This is a FAQ entry. See the main FAQ index for others.
Aaron has done a lot of blogging on big pharma. He emailed me what he thinks is a comprehensive list of his posts to date:
- The majority of research cited in pharma patent applications was done in academic centers, 15% by the industry [chart]
- Don’t we need to pay for innovation?
- How the industry uses patent infringement suits
- Pharma and the free market
- How the industry pays their competitors to keep cheaper generic competition off the shelves
- How much the industry spends on promotion vs. R&D
- The inner workings of the pharmaceutical industry
- How drugs contribute to making the US health system so expensive
- Despite the spending, many people can’t afford to take recommended medications
- The bizarre support for drug importation
- Spreading the blame around for pharmaceutical policy
- Newer drugs aren’t always better
by pcm4 on September 10th, 2012 at 12:21
The link “How much the industry spends on promotion vs. R&D” is not working for me. Tried it a few times.
by Austin Frakt on September 10th, 2012 at 12:43
Fixed! Thanks.
by Floccina on September 11th, 2012 at 11:58
I think that we could live without patent but if we have patent I do not see how we could justify denying it to big Pharma. If what I read is correct patent system does not work well or the way most people assume it works. I would like to see serious patent reform.

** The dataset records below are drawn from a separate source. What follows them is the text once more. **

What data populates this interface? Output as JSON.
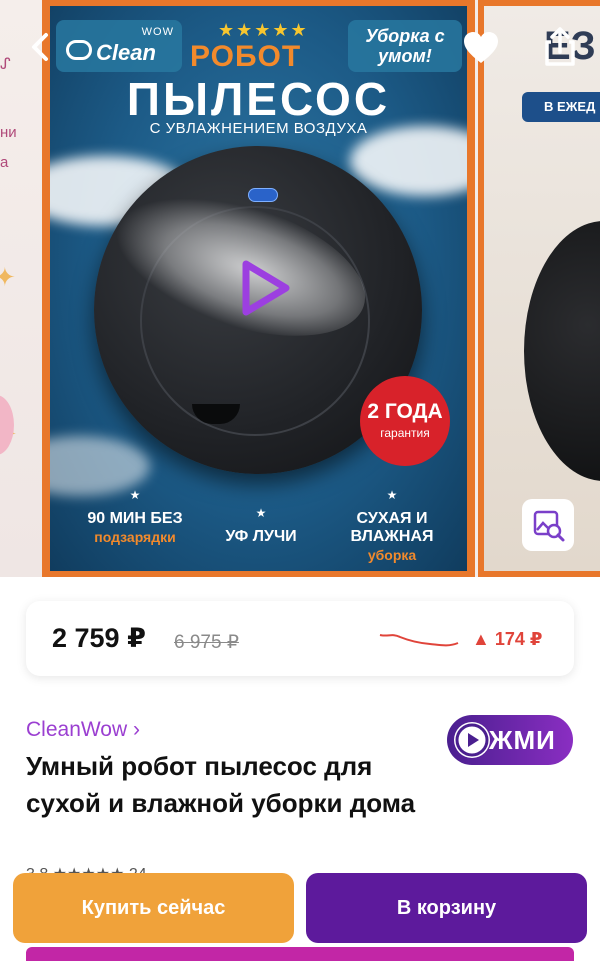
{
  "gallery": {
    "main_slide": {
      "brand_wow": "WOW",
      "brand_name": "Clean",
      "stars": "★★★★★",
      "title_line1": "РОБОТ",
      "badge_text": "Уборка с умом!",
      "title_line2": "ПЫЛЕСОС",
      "subtitle": "С УВЛАЖНЕНИЕМ ВОЗДУХА",
      "warranty_big": "2 ГОДА",
      "warranty_small": "гарантия",
      "features": [
        {
          "star": "★",
          "text": "90 МИН БЕЗ",
          "accent": "подзарядки"
        },
        {
          "star": "★",
          "text": "УФ ЛУЧИ",
          "accent": ""
        },
        {
          "star": "★",
          "text": "СУХАЯ И ВЛАЖНАЯ",
          "accent": "уборка"
        }
      ]
    },
    "next_slide": {
      "title_fragment": "ЕЗ",
      "pill_fragment": "В ЕЖЕД"
    },
    "prev_slide": {
      "fragments": [
        "ни",
        "а"
      ]
    }
  },
  "price": {
    "current": "2 759 ₽",
    "old": "6 975 ₽",
    "diff": "▲ 174 ₽"
  },
  "product": {
    "brand": "CleanWow ›",
    "title": "Умный робот пылесос для сухой и влажной уборки дома",
    "rating_partial": "3.8 ★★★★★ 24"
  },
  "promo": {
    "label": "ЖМИ"
  },
  "actions": {
    "buy_now": "Купить сейчас",
    "add_to_cart": "В корзину"
  },
  "colors": {
    "accent_purple": "#5d1a9c",
    "accent_orange": "#f0a23a",
    "price_up_red": "#e0443a",
    "brand_link": "#9b3fd1"
  },
  "icons": [
    "back-icon",
    "heart-icon",
    "share-icon",
    "image-search-icon",
    "play-icon"
  ]
}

by Politics Debunked on May 11th, 2013 at 20:24
Since this is a FAQ I’ll comment here on an old page rather than on the link. I’d suggest some on this blog need to read up on how innovation spreads. One of the links on this page claims “You know what needs no promotion? Awesome new drugs that save lives. ” Try looking up the book “Diffusion of Innovation”, an academic work which points out how even free life saving innovations *don’t* automatically spread quickly, there is resistance to change even to new and better things. Yes, it does vary by culture, but often people vastly overestimate how easy it is. (talk to the many startup companies that failed due to poor marketing despite a great product). Or books on tech marketing like “Crossing the Chasm”, innovations can be costly to spread. Economists need to have more of a grounding in how the business world really works, rather than naive fantasies.
Yes, they may spend too much on marketing&promotion for various reasons. That is complicated and in part due to ways this isn’t a free market, where regulatory capture and a badly broken approval process slows competition (which tends to force companies to be less wasteful) and interferes in ways I don’t have time to go into now, a ripple of unintended consequences of bad policies throughout the system. I’ll just suggest that if you folks are going to be covering a business realm, you folks need to consider descending from the ivory tower higher level of economics and learn to think like entrepreneurs and investors and business people. (based also on the comments on profit and other topics as well).